Desde o fim do século XVI, os africanos estiveram presentes na Baixada Fluminense em função do trabalho escravo colonial, principal eixo econômico do Brasil até o fim do século XIX. Durante o século XVIII, com a descoberta nas Minas Gerais, a abertura do Caminho Novo de Garcia Paes (1704), e de sua variante pelo Caminho do Proença (1722), cortou o território, tornando-se inevitável a passagem por suas freguesias para se atingir o interior da Colônia. Desse modo, viajantes, tropeiros, barqueiros e autoridades tornaram-se importantes agentes de confluências, transmitindo diferentes formas de pensar, diferentes modos do fazer cotidiano que forjaram tradições, sociabilidades e expressões culturais que ainda hoje se encontra na região. Durante o século XIX, as irmandades religiosas, fundadas durante o período colonial, continuavam como importantes referências para os arranjamentos sociais, tanto entre senhores, como entre libertos e escravos.

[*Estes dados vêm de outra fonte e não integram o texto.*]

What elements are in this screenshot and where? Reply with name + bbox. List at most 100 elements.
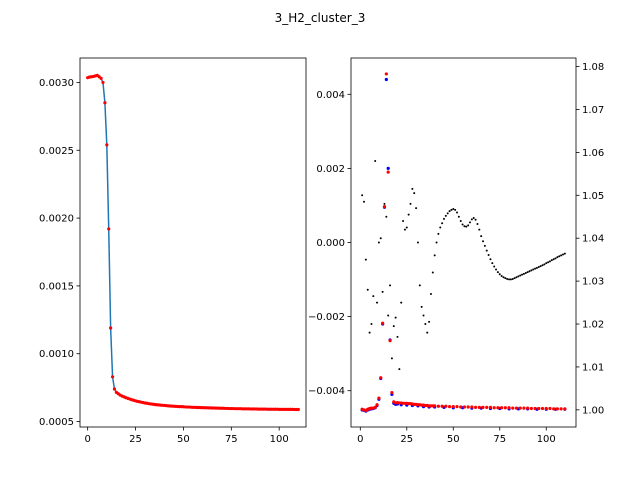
series-point-red (436, 404, 440, 408)
series-point-black (534, 267, 537, 270)
series-point-black (556, 256, 559, 259)
series-point-black (493, 265, 496, 268)
series-point-red (481, 405, 485, 409)
series-point-black (415, 207, 418, 210)
series-point-black (535, 266, 538, 269)
series-point-black (552, 258, 555, 261)
series-point-black (418, 284, 421, 287)
series-point-black (366, 288, 369, 291)
series-point-black (379, 237, 382, 240)
series-point-black (483, 244, 486, 247)
series-point-black (383, 202, 386, 205)
series-point-red (381, 321, 385, 325)
series-point-black (374, 159, 377, 162)
series-point-red (540, 406, 545, 411)
left-axis-ytick-label: 0.0030 (39, 78, 74, 89)
series-point-black (429, 292, 432, 295)
series-point-black (441, 222, 444, 225)
series-point-black (504, 277, 507, 280)
series-point-red (552, 407, 556, 411)
series-point-black (480, 235, 483, 238)
series-point-red (522, 406, 526, 410)
series-point-red (488, 405, 493, 409)
right-axis-y2tick-label: 1.05 (582, 191, 604, 202)
series-point-black (509, 278, 512, 281)
series-point-black (506, 277, 509, 280)
series-point-black (539, 265, 542, 268)
series-point-black (442, 217, 445, 220)
right-axis-xtick-label: 0 (357, 434, 363, 445)
series-point-red (459, 405, 463, 409)
series-point-red (379, 376, 383, 380)
series-point-red (492, 406, 496, 410)
series-point-red (107, 227, 111, 231)
right-axis-frame (350, 57, 577, 428)
series-point-red (526, 406, 530, 410)
series-point-black (361, 194, 364, 197)
series-point-red (440, 404, 444, 408)
series-point-red (384, 72, 388, 76)
series-point-black (370, 323, 373, 326)
series-point-black (561, 253, 564, 256)
series-point-black (431, 271, 434, 274)
series-point-black (396, 335, 399, 338)
left-axis-ytick-label: 0.0005 (39, 417, 74, 428)
series-point-red (462, 405, 467, 409)
right-axis-ytick-label: 0.000 (316, 238, 345, 249)
series-point-red (444, 404, 448, 408)
series-point-black (545, 262, 548, 265)
series-point-black (405, 226, 408, 229)
series-point-black (522, 272, 525, 275)
series-point-black (377, 241, 380, 244)
series-point-black (455, 211, 458, 214)
series-point-black (409, 202, 412, 205)
series-point-black (389, 284, 392, 287)
series-point-black (439, 226, 442, 229)
series-point-red (507, 406, 511, 410)
right-subplot: 0 25 50 75 100 −0.004 −0.002 0.000 0.002 0.004 1.0… (308, 57, 604, 445)
series-point-red (109, 326, 113, 330)
series-point-red (559, 407, 563, 411)
series-point-black (402, 220, 405, 223)
series-point-black (519, 274, 522, 277)
series-point-red (101, 80, 105, 85)
right-axis-ytick-label: −0.002 (308, 312, 345, 323)
series-point-black (487, 253, 490, 256)
series-point-red (390, 390, 394, 395)
series-point-black (426, 331, 429, 334)
series-point-red (373, 405, 377, 409)
series-point-black (381, 290, 384, 293)
series-point-black (465, 225, 468, 228)
series-point-red (485, 405, 489, 409)
series-point-black (392, 325, 395, 328)
series-point-black (558, 255, 561, 258)
series-point-black (424, 323, 427, 326)
figure-title: 3_H2_cluster_3 (275, 11, 366, 25)
series-point-black (469, 221, 472, 224)
left-axis-ytick-label: 0.0015 (39, 281, 74, 292)
series-point-red (447, 405, 452, 409)
right-axis-xtick-label: 50 (447, 434, 460, 445)
series-point-red (433, 404, 437, 408)
series-point-black (526, 271, 529, 274)
series-point-black (463, 225, 466, 228)
series-point-red (296, 407, 300, 412)
series-point-black (407, 213, 410, 216)
series-point-black (364, 258, 367, 261)
series-point-red (544, 406, 548, 411)
series-point-red (451, 405, 455, 409)
series-point-black (398, 368, 401, 371)
series-point-black (394, 316, 397, 319)
series-point-black (368, 331, 371, 334)
series-point-red (511, 406, 515, 410)
right-axis-xtick-label: 100 (537, 434, 556, 445)
series-point-red (548, 406, 552, 411)
series-point-black (435, 241, 438, 244)
series-point-red (388, 339, 392, 343)
series-point-black (543, 263, 546, 266)
series-point-black (485, 249, 488, 252)
series-point-black (495, 268, 498, 271)
series-point-red (105, 143, 109, 147)
series-point-black (457, 215, 460, 218)
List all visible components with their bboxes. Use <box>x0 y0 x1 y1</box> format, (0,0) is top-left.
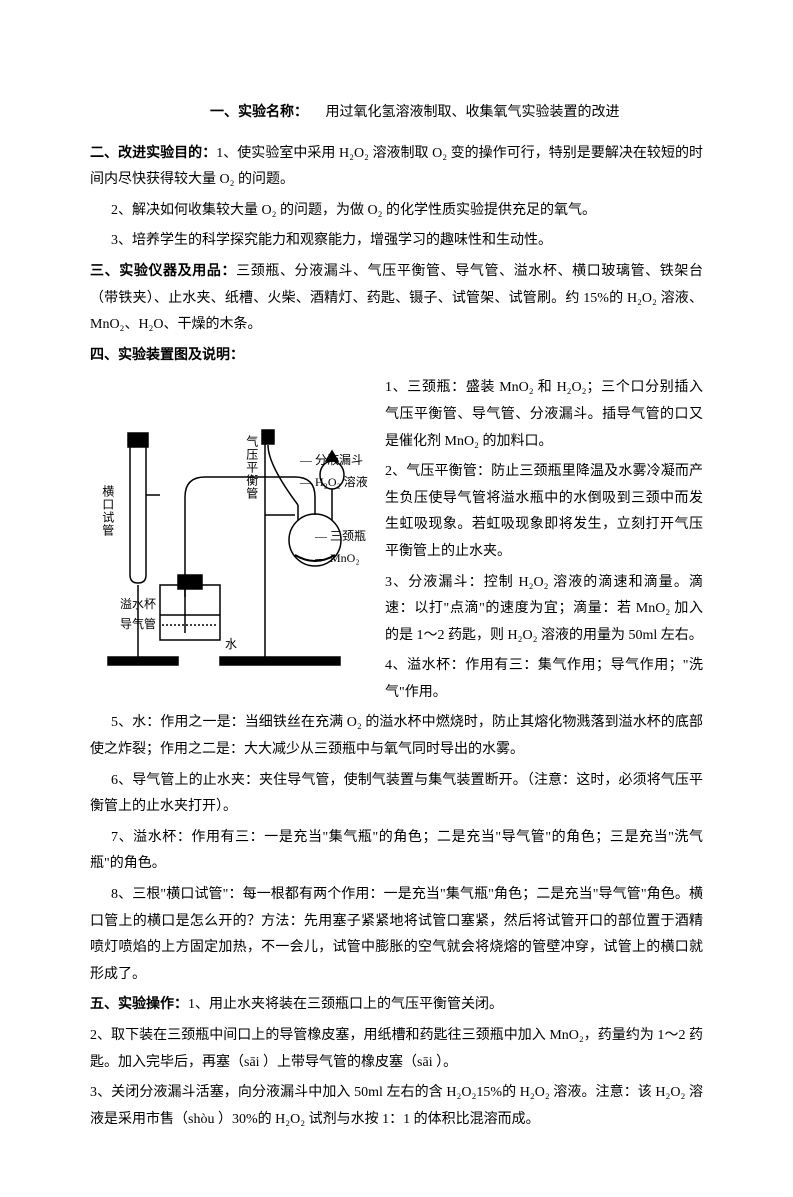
sec3-label: 三、实验仪器及用品： <box>90 264 236 279</box>
r4: 4、溢水杯：作用有三：集气作用；导气作用；"洗气"作用。 <box>385 653 703 706</box>
p6: 6、导气管上的止水夹：夹住导气管，使制气装置与集气装置断开。（注意：这时，必须将… <box>90 768 703 821</box>
p5: 5、水：作用之一是：当细铁丝在充满 O₂ 的溢水杯中燃烧时，防止其熔化物溅落到溢… <box>90 710 703 763</box>
label-sanjing: — 三颈瓶 <box>315 525 366 548</box>
r2: 2、气压平衡管：防止三颈瓶里降温及水雾冷凝而产生负压使导气管将溢水瓶中的水倒吸到… <box>385 459 703 565</box>
p8: 8、三根"横口试管"：每一根都有两个作用：一是充当"集气瓶"角色；二是充当"导气… <box>90 882 703 988</box>
op1: 1、用止水夹将装在三颈瓶口上的气压平衡管关闭。 <box>188 997 503 1012</box>
title-line: 一、实验名称： 用过氧化氢溶液制取、收集氧气实验装置的改进 <box>90 100 703 127</box>
page: 一、实验名称： 用过氧化氢溶液制取、收集氧气实验装置的改进 二、改进实验目的：1… <box>0 0 793 1197</box>
label-shui: 水 <box>225 633 237 656</box>
sec4-right: 1、三颈瓶：盛装 MnO₂ 和 H₂O₂；三个口分别插入气压平衡管、导气管、分液… <box>385 375 703 706</box>
p7: 7、溢水杯：作用有三：一是充当"集气瓶"的角色；二是充当"导气管"的角色；三是充… <box>90 825 703 878</box>
op3: 3、关闭分液漏斗活塞，向分液漏斗中加入 50ml 左右的含 H₂O₂15%的 H… <box>90 1080 703 1133</box>
sec5: 五、实验操作：1、用止水夹将装在三颈瓶口上的气压平衡管关闭。 <box>90 992 703 1019</box>
figure-wrap: 气压平衡管 — 分液漏斗 — H₂O₂ 溶液 — 三颈瓶 — MnO₂ 横口试管… <box>90 375 703 710</box>
label-qiya: 气压平衡管 <box>240 435 263 500</box>
label-daoqi: 导气管 <box>120 613 156 636</box>
label-mno2: — MnO₂ <box>315 547 360 570</box>
title-text: 用过氧化氢溶液制取、收集氧气实验装置的改进 <box>326 105 620 120</box>
apparatus-diagram: 气压平衡管 — 分液漏斗 — H₂O₂ 溶液 — 三颈瓶 — MnO₂ 横口试管… <box>90 375 370 675</box>
sec3: 三、实验仪器及用品：三颈瓶、分液漏斗、气压平衡管、导气管、溢水杯、横口玻璃管、铁… <box>90 259 703 339</box>
sec2: 二、改进实验目的：1、使实验室中采用 H₂O₂ 溶液制取 O₂ 变的操作可行，特… <box>90 141 703 194</box>
sec4-header: 四、实验装置图及说明： <box>90 343 703 370</box>
sec4-label: 四、实验装置图及说明： <box>90 348 244 363</box>
r3: 3、分液漏斗：控制 H₂O₂ 溶液的滴速和滴量。滴速：以打"点滴"的速度为宜；滴… <box>385 570 703 650</box>
label-h2o2: — H₂O₂ 溶液 <box>300 471 368 494</box>
sec2-p3: 3、培养学生的科学探究能力和观察能力，增强学习的趣味性和生动性。 <box>90 228 703 255</box>
r1: 1、三颈瓶：盛装 MnO₂ 和 H₂O₂；三个口分别插入气压平衡管、导气管、分液… <box>385 375 703 455</box>
label-fenye: — 分液漏斗 <box>300 449 363 472</box>
op2: 2、取下装在三颈瓶中间口上的导管橡皮塞，用纸槽和药匙往三颈瓶中加入 MnO₂，药… <box>90 1023 703 1076</box>
sec2-label: 二、改进实验目的： <box>90 146 216 161</box>
sec1-label: 一、实验名称： <box>210 105 308 120</box>
sec2-p2: 2、解决如何收集较大量 O₂ 的问题，为做 O₂ 的化学性质实验提供充足的氧气。 <box>90 198 703 225</box>
label-hengkou: 横口试管 <box>96 485 119 537</box>
sec5-label: 五、实验操作： <box>90 997 188 1012</box>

Desse período, aprende-se sobre a interessante organização quilombola. Às margens dos rios Iguaçu, Sarapuí, Meriti, Botas, entre outros, os mesmos que teriam servido como primeiras vias para que o colonizador tivesse acesso as terras alagadas entre o mar e a serra, foram reduto de diferentes comunidades formadas por escravos fugidos. Com uma economia baseada no corte e comercialização da lenha dos mangues, os quilombolas também negociavam informações sobre as milícias e as expedições de repressão, organizadas pelas autoridades da Corte, impulsionadas pelas denúncias de senhores locais.

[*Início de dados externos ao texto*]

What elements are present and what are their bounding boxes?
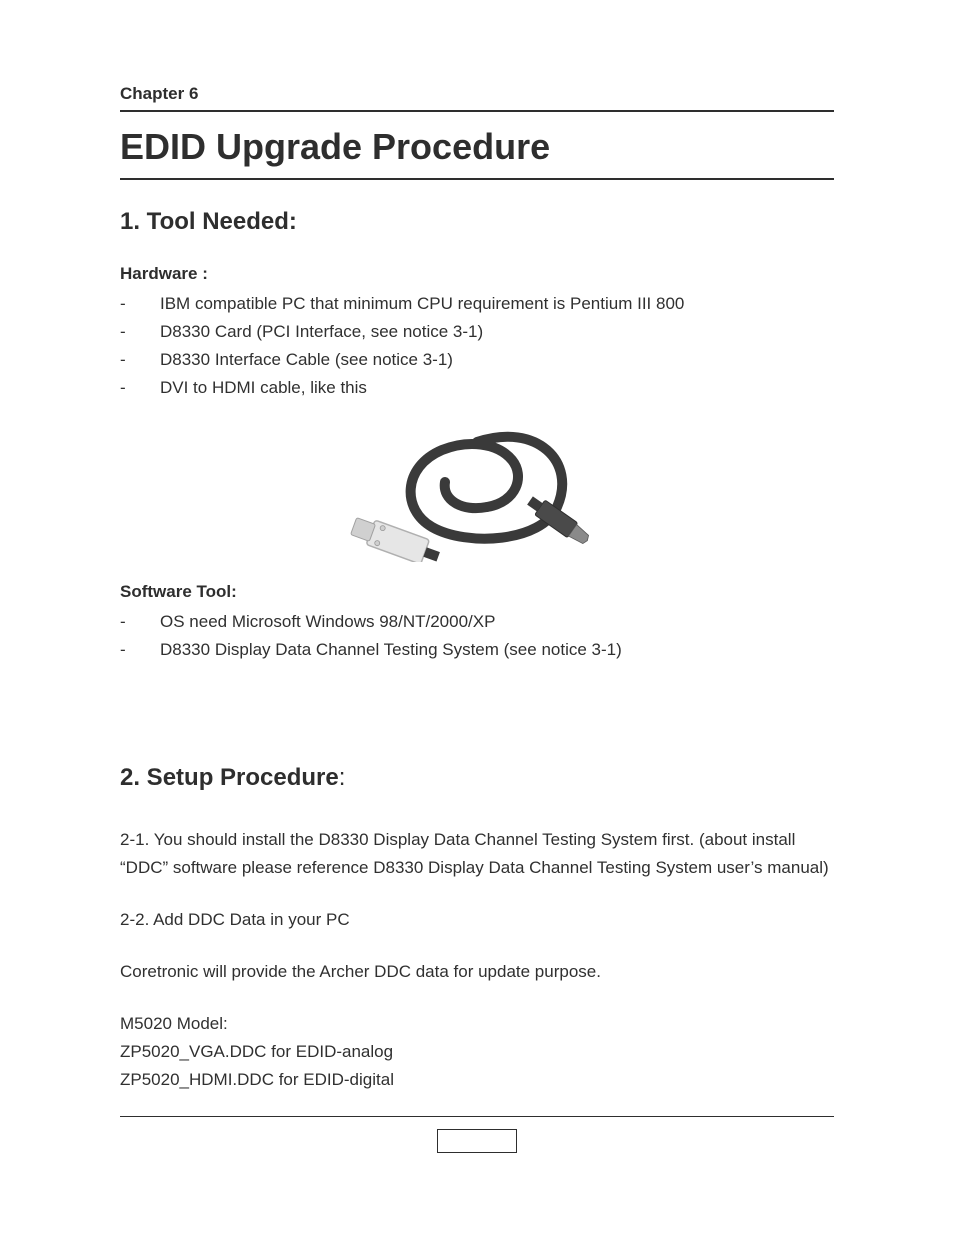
dash-bullet: - — [120, 374, 160, 402]
hardware-subheading: Hardware : — [120, 264, 834, 284]
page-number-box — [437, 1129, 517, 1153]
dash-bullet: - — [120, 290, 160, 318]
paragraph-2-2: 2-2. Add DDC Data in your PC — [120, 906, 834, 934]
list-item: - DVI to HDMI cable, like this — [120, 374, 834, 402]
dash-bullet: - — [120, 346, 160, 374]
rule-bottom — [120, 1116, 834, 1117]
list-item-text: DVI to HDMI cable, like this — [160, 374, 367, 402]
rule-under-title — [120, 178, 834, 180]
cable-figure — [120, 412, 834, 562]
rule-top — [120, 110, 834, 112]
list-item: - IBM compatible PC that minimum CPU req… — [120, 290, 834, 318]
list-item-text: D8330 Display Data Channel Testing Syste… — [160, 636, 622, 664]
list-item-text: D8330 Card (PCI Interface, see notice 3-… — [160, 318, 483, 346]
paragraph-model-line-3: ZP5020_HDMI.DDC for EDID-digital — [120, 1066, 834, 1094]
dash-bullet: - — [120, 318, 160, 346]
dash-bullet: - — [120, 608, 160, 636]
section-2-heading-text: 2. Setup Procedure — [120, 764, 339, 791]
section-1-heading: 1. Tool Needed: — [120, 208, 834, 236]
list-item: - OS need Microsoft Windows 98/NT/2000/X… — [120, 608, 834, 636]
section-2-heading-colon: : — [339, 764, 346, 791]
cable-icon — [347, 412, 607, 562]
paragraph-2-1: 2-1. You should install the D8330 Displa… — [120, 826, 834, 882]
section-2-heading: 2. Setup Procedure: — [120, 764, 834, 792]
chapter-label: Chapter 6 — [120, 84, 834, 104]
paragraph-provider: Coretronic will provide the Archer DDC d… — [120, 958, 834, 986]
list-item-text: OS need Microsoft Windows 98/NT/2000/XP — [160, 608, 495, 636]
list-item-text: IBM compatible PC that minimum CPU requi… — [160, 290, 684, 318]
document-page: Chapter 6 EDID Upgrade Procedure 1. Tool… — [0, 0, 954, 1235]
software-list: - OS need Microsoft Windows 98/NT/2000/X… — [120, 608, 834, 664]
list-item-text: D8330 Interface Cable (see notice 3-1) — [160, 346, 453, 374]
dash-bullet: - — [120, 636, 160, 664]
paragraph-model-line-2: ZP5020_VGA.DDC for EDID-analog — [120, 1038, 834, 1066]
software-subheading: Software Tool: — [120, 582, 834, 602]
list-item: - D8330 Display Data Channel Testing Sys… — [120, 636, 834, 664]
page-title: EDID Upgrade Procedure — [120, 126, 834, 168]
paragraph-model-line-1: M5020 Model: — [120, 1010, 834, 1038]
list-item: - D8330 Interface Cable (see notice 3-1) — [120, 346, 834, 374]
hardware-list: - IBM compatible PC that minimum CPU req… — [120, 290, 834, 402]
list-item: - D8330 Card (PCI Interface, see notice … — [120, 318, 834, 346]
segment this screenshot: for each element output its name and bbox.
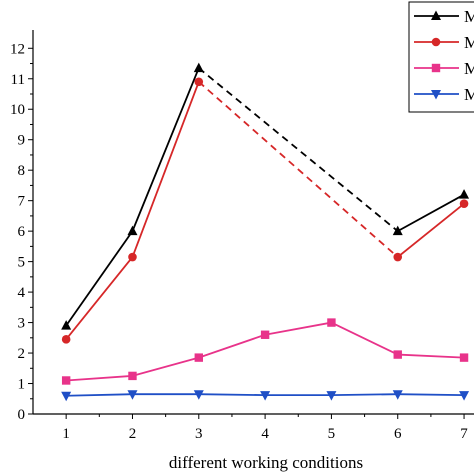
data-point [326,391,337,401]
data-point [459,391,470,401]
y-tick-label: 10 [10,102,25,118]
x-tick-label: 1 [62,426,70,442]
legend-item-4: M [414,85,474,104]
y-tick-label: 2 [18,346,26,362]
y-tick-label: 0 [18,407,26,423]
series-dashed-segment [198,81,399,258]
x-tick-label: 3 [195,426,203,442]
legend-label: M [464,85,474,104]
series-segment [331,321,399,356]
y-tick-label: 12 [10,41,25,57]
y-tick-label: 5 [18,255,26,271]
y-tick-label: 6 [18,224,26,240]
legend-marker [431,10,441,20]
y-tick-label: 11 [11,72,25,88]
series-1 [61,62,470,330]
data-point [392,225,403,236]
legend-marker [431,90,441,100]
data-point [128,252,137,262]
series-dashed-segment [198,67,399,232]
data-point [61,391,72,402]
series-segment [65,230,134,327]
legend-marker [431,63,441,73]
series-segment [66,375,133,382]
x-tick-label: 7 [460,426,468,442]
data-point [193,62,204,73]
series-2 [61,77,469,344]
data-point [127,225,138,236]
series-segment [66,393,133,397]
data-point [459,199,469,209]
legend-item-2: M [414,33,474,52]
y-tick-label: 9 [18,133,26,149]
legend-label: M [464,33,474,52]
data-point [127,390,138,400]
data-point [61,320,72,330]
data-point [194,353,203,362]
data-point [393,252,403,262]
data-point [392,390,403,400]
series-segment [65,256,134,340]
y-tick-label: 3 [18,316,26,332]
data-point [459,189,470,199]
x-tick-label: 2 [129,426,137,442]
data-point [61,335,71,344]
legend-item-3: M [414,59,474,78]
series-segment [264,321,332,336]
series-segment [331,393,398,397]
series-segment [397,393,465,397]
x-axis-label: different working conditions [169,453,363,472]
series-segment [397,203,465,258]
legend-label: M [464,7,474,26]
series-segment [397,193,465,232]
data-point [260,391,271,401]
data-point [327,318,336,327]
data-point [459,353,469,362]
legend-item-1: M [414,7,474,26]
series-layer [61,62,470,402]
data-point [193,390,204,400]
data-point [61,376,71,385]
series-segment [198,393,266,397]
y-tick-label: 7 [18,194,26,210]
series-4 [61,390,470,402]
series-segment [397,353,465,359]
legend-marker [431,37,441,47]
x-tick-label: 5 [328,426,336,442]
data-point [260,330,270,339]
y-tick-label: 8 [18,163,26,179]
series-3 [61,318,469,385]
series-segment [132,356,200,377]
x-tick-label: 6 [394,426,402,442]
y-tick-label: 4 [18,285,26,301]
data-point [393,350,402,359]
series-segment [131,67,200,232]
y-tick-label: 1 [18,377,26,393]
series-segment [131,81,200,258]
legend-label: M [464,59,474,78]
data-point [194,77,204,87]
data-point [128,371,137,381]
x-tick-label: 4 [261,426,269,442]
series-segment [198,333,266,359]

Por conta desse processo, milhões de pessoas vieram para o Brasil, centenas de milhares se estabeleceram nas freguesias do Recôncavo da Guanabara. Além do trabalho que construiu muitos dos enclaves coloniais ainda presentes na região, essas pessoas ofereceram seus hábitos, seus costumes, suas tradições, suas manifestações culturais.

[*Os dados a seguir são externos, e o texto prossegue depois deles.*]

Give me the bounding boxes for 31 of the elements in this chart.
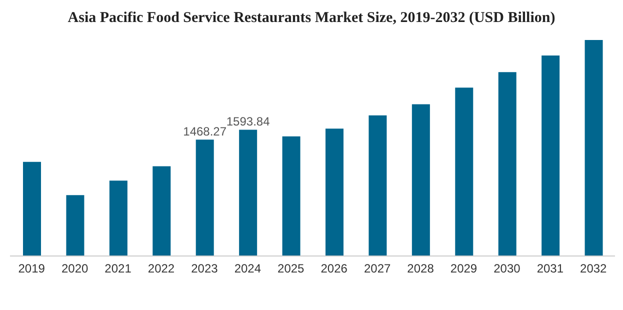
x-tick-label: 2019 <box>18 262 46 276</box>
x-tick-label: 2028 <box>407 262 434 276</box>
bar <box>326 128 344 256</box>
bar <box>66 195 84 256</box>
x-tick-label: 2027 <box>364 262 391 276</box>
bar <box>152 166 171 256</box>
bar <box>542 56 560 256</box>
x-tick-label: 2024 <box>234 262 262 276</box>
bar <box>498 72 516 256</box>
x-tick-label: 2032 <box>580 262 608 276</box>
x-tick-label: 2031 <box>536 262 564 276</box>
x-tick-label: 2023 <box>191 262 218 276</box>
x-tick-label: 2025 <box>278 262 305 276</box>
bar <box>412 104 430 256</box>
data-label: 1593.84 <box>226 114 270 129</box>
data-label: 1468.27 <box>183 124 227 139</box>
x-tick-label: 2029 <box>450 262 478 276</box>
x-tick-label: 2021 <box>104 262 132 276</box>
bar <box>196 140 214 256</box>
x-tick-label: 2022 <box>148 262 175 276</box>
bar <box>455 88 474 256</box>
bar <box>584 40 603 256</box>
x-tick-label: 2020 <box>61 262 88 276</box>
x-tick-label: 2026 <box>320 262 348 276</box>
bar <box>239 130 258 256</box>
bar <box>109 180 128 256</box>
chart-title: Asia Pacific Food Service Restaurants Market Size, 2019-2032 (USD Billion) <box>66 10 556 27</box>
bar <box>368 115 387 256</box>
bar <box>282 136 300 256</box>
x-tick-label: 2030 <box>494 262 521 276</box>
bar <box>23 162 41 256</box>
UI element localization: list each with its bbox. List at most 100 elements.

Muitos deles, já convertidos ao cristianismo, ofereceram a herança por devoções marianas, recorrentes em tempos coloniais, como Nossa Senhora do Rosário ou Nossa Senhora da Conceição. Em muitos casos, foram igrejas e capelas construídas pelos africanos escravizados, mas também por eles frequentadas, onde batizavam seus filhos, registravam seus casamentos e seus parentes falecidos. Muitos deles eram membros assíduos de irmandades, privilegiados espaços que nos oferecem alguns fragmentos das formas de sociabilidade de africanos e afrodescendentes em tempos mais distantes.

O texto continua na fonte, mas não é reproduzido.